After watching the second and final presidential debate, I registered my thoughts at New York:
Donald Trump went into the final debate of the 2020 campaign needing a clear win and even more than that, needing to defend his record as president in clear, comprehensible language. His signal mistake in the first debate, I argued at the time, was to lapse into the right-wing code language of Fox News/Breitbart conspiracy theories, which almost certainly sounded like gibberish to the low-information undecided voters whose support is his only hope of victory.
In the Nashville debate, Trump started off doing exactly what he needed to do: defending his record on handling COVID-19 in complete sentences, with a bit of counter-punching against Biden’s criticisms (though the former veep’s “He said people are learning to live with it … they’re learning to die with it” line was unanswerable, and Trump’s pandemic record is tough to defend).
The president’s self-discipline began unraveling when he seized his first opportunity to bring up the Hunter Biden email story that has gotten right-wing media so excited.
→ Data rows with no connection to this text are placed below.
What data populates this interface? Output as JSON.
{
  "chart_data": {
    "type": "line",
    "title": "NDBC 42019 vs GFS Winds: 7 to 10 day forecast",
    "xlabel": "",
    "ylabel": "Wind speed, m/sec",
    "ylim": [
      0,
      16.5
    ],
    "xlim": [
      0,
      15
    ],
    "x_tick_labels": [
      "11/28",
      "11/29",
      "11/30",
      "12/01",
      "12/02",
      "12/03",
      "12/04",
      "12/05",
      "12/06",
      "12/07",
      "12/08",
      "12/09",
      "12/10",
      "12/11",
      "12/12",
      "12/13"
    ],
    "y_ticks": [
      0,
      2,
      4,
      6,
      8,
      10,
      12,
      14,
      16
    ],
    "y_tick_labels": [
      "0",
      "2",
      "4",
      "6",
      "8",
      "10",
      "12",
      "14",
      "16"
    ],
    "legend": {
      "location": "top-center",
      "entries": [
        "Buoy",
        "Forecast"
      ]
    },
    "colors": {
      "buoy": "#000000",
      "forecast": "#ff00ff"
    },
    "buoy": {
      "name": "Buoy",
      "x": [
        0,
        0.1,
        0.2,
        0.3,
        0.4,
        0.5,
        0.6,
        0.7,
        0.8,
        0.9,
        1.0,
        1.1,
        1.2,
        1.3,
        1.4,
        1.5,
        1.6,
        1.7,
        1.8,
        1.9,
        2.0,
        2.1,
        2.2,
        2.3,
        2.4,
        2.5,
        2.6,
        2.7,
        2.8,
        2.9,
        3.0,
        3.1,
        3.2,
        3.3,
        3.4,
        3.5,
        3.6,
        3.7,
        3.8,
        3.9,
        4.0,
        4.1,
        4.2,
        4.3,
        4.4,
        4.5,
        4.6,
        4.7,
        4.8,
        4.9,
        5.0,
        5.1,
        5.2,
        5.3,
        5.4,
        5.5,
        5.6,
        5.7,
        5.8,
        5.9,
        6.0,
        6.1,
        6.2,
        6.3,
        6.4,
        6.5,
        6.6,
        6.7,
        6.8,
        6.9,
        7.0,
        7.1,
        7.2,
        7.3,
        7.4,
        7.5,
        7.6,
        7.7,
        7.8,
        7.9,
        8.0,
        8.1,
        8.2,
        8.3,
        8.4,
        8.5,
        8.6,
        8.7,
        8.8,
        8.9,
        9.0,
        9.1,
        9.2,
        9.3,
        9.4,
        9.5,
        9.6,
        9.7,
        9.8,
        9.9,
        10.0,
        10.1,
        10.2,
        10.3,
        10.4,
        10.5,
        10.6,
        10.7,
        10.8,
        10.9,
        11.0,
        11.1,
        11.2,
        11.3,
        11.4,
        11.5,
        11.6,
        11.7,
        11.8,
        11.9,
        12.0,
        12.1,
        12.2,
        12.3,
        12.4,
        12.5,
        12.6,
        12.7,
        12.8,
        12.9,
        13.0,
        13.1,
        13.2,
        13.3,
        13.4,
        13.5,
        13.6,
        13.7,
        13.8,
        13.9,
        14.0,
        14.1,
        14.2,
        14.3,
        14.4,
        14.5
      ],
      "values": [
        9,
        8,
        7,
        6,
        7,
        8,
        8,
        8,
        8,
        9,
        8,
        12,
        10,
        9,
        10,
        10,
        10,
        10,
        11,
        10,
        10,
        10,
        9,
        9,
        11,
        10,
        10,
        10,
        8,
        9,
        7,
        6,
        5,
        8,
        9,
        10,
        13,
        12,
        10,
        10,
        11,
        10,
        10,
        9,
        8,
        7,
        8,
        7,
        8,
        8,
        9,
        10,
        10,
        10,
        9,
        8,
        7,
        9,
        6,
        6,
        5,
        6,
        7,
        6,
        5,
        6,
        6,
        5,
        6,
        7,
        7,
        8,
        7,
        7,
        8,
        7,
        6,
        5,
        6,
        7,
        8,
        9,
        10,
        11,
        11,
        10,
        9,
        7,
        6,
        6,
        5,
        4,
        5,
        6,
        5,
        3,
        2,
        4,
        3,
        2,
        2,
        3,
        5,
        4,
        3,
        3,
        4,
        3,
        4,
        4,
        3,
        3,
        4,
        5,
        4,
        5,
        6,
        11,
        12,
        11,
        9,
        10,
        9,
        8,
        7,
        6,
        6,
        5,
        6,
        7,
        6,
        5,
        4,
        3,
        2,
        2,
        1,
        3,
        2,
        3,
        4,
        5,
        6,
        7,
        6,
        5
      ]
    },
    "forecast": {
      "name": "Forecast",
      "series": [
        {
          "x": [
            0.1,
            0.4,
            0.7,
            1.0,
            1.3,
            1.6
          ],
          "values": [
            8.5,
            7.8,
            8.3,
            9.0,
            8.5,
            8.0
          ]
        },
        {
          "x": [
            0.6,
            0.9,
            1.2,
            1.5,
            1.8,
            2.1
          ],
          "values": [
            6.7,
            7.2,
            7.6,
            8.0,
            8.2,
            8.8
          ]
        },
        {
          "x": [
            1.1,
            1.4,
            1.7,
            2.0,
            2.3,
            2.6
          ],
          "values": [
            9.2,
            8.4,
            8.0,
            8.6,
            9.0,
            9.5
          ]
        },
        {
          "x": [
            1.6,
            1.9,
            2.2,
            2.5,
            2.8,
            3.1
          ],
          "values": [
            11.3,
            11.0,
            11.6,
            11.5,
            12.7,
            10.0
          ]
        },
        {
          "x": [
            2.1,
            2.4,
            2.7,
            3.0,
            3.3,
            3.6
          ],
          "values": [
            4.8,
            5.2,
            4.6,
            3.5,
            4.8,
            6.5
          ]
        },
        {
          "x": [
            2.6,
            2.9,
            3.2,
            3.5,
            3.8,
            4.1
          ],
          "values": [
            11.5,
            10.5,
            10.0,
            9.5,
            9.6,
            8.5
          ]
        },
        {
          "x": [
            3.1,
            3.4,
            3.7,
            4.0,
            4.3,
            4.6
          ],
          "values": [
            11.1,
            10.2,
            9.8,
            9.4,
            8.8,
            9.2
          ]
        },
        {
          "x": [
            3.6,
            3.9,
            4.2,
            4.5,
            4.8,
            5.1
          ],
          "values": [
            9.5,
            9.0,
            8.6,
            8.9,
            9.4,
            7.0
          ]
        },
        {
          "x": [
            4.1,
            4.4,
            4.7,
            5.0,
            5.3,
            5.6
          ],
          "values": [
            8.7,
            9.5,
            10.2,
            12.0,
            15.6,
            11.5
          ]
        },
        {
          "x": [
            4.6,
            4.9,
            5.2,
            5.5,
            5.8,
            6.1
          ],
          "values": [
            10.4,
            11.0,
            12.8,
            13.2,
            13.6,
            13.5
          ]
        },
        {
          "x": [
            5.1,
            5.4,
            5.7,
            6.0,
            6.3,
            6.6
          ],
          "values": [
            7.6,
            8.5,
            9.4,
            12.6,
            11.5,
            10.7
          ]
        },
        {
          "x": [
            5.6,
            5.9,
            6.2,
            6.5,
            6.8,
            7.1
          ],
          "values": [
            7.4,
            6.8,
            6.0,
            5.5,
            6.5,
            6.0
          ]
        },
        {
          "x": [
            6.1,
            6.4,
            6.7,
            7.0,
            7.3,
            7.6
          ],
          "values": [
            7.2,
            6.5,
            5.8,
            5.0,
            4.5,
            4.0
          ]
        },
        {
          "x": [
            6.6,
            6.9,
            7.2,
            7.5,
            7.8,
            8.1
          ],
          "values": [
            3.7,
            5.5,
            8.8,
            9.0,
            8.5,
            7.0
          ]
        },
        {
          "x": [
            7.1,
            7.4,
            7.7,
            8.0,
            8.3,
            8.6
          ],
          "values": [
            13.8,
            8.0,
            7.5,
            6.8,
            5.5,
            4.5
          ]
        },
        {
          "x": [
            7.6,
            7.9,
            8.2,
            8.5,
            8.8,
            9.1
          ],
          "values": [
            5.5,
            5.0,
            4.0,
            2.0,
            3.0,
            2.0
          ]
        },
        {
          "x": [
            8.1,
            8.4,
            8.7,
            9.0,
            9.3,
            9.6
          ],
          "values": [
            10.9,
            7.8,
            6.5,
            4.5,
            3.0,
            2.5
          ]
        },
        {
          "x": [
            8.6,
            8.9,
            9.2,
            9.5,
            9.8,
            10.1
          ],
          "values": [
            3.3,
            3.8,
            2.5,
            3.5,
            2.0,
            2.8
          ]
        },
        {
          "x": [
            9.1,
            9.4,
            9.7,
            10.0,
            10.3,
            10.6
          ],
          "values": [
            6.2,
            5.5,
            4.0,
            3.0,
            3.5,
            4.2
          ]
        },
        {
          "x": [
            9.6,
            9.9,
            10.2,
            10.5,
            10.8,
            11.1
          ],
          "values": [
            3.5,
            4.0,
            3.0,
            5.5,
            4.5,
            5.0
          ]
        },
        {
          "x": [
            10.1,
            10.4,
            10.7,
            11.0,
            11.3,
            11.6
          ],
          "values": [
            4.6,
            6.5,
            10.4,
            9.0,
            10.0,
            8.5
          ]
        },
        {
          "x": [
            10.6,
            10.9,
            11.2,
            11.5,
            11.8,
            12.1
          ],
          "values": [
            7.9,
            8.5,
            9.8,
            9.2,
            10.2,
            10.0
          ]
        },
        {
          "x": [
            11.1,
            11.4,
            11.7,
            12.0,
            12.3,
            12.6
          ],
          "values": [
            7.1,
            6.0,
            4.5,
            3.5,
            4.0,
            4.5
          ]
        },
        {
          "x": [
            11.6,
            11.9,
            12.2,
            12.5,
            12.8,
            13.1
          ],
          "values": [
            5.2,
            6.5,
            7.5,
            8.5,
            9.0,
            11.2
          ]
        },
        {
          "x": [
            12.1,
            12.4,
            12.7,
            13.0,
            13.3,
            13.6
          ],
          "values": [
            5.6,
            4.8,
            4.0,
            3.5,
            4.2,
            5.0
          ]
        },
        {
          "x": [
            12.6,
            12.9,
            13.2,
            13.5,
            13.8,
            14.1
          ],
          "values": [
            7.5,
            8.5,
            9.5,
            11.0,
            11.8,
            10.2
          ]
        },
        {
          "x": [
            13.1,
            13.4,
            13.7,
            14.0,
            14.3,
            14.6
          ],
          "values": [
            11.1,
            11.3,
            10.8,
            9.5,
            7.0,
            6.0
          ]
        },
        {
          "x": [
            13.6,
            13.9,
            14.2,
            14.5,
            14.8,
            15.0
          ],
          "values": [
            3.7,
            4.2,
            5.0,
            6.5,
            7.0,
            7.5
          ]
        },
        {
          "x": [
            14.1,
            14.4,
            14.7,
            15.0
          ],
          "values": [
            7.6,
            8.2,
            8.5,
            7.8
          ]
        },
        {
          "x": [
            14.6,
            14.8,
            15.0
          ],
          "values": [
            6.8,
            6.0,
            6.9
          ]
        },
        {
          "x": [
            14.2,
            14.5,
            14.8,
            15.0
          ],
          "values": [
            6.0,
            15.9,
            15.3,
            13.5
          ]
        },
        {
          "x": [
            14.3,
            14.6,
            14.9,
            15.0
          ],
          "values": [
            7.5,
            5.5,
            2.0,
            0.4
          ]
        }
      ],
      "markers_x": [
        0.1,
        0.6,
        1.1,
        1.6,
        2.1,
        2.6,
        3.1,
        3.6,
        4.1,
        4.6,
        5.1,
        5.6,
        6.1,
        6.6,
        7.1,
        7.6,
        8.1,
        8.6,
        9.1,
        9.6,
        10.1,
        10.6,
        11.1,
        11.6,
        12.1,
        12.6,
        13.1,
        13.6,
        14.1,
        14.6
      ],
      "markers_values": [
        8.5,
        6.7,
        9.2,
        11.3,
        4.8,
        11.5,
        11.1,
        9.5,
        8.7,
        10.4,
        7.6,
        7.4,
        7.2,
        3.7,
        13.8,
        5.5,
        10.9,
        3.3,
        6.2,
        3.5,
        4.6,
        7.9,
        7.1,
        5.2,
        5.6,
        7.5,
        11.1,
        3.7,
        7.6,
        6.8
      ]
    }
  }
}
His reference to the Obama administration merely sending “pillows and sheets” to Ukraine is a fine old conservative media line, but Trump never explained it. The jibe about Hunter supposedly reserving “ten percent for the big man,” a reference to the latest allegations about Joe’s role in his son’s business dealings, was completely inscrutable to anyone who didn’t spend the entire day wallowing in the story. Later he alluded to the “laptop from hell,” again without any effort to explain the link to Hunter, as though he was counting on subtitles or footnotes.In the middle section of the debate, Trump began overriding moderator Kristen Welker regularly. Then on the very dangerous topic of children being separated from their parents at the border, Trump just lost it, shouting repeatedly “Who built the cages, Joe!” I know a fair amount about immigration, and if I had no idea what the president was alluding to, how would an undecided voter who hasn’t made Stephen Miller his guru on these issues?
Towards the end of the debate, Trump found his bearings and hit Biden hard on crime policy, just as the Democrat was beginning to lose steam and some of his own coherence. But he may have spoiled the effect (if any) on Black voters with his bizarre repeated insistence that “I am the least racist person in this room.” Was he suggesting the Black moderator is racist? Or appealing to the white racists who think that it’s Black people who are the racists? Again, you could almost hear the cheers in a room full of people who are already wearing MAGA hats.
The ultimate moment of speaking in code for Trump was in his attack on Biden’s environmental proposals, which he triumphantly described – twice – as “AOC plus three!” I get the reference to Alexandria Ocasio-Cortez, the progressive congresswoman who is every conservative’s favorite demon-figure these days, but “plus three?” Is that a reference to the other members of the so-called “squad?” I don’t know, and neither did most viewers who aren’t already deep in the tank for the president.
The bottom line is that Trump had an unmistakable and unavoidable mission in this debate, which went beyond “not setting himself on fire,” as one commentator put it, and wasn’t accomplished even if he did score more points against Biden than Biden scored against him (which I don’t think he did). It was Trump’s last chance to make a case that his record entitles him to a second term, at a time when it’s really too late to make this a “choice” election where sowing doubts about his opponent will suffice. By this standard, Trump started out strong, but in the end he just could not help being himself.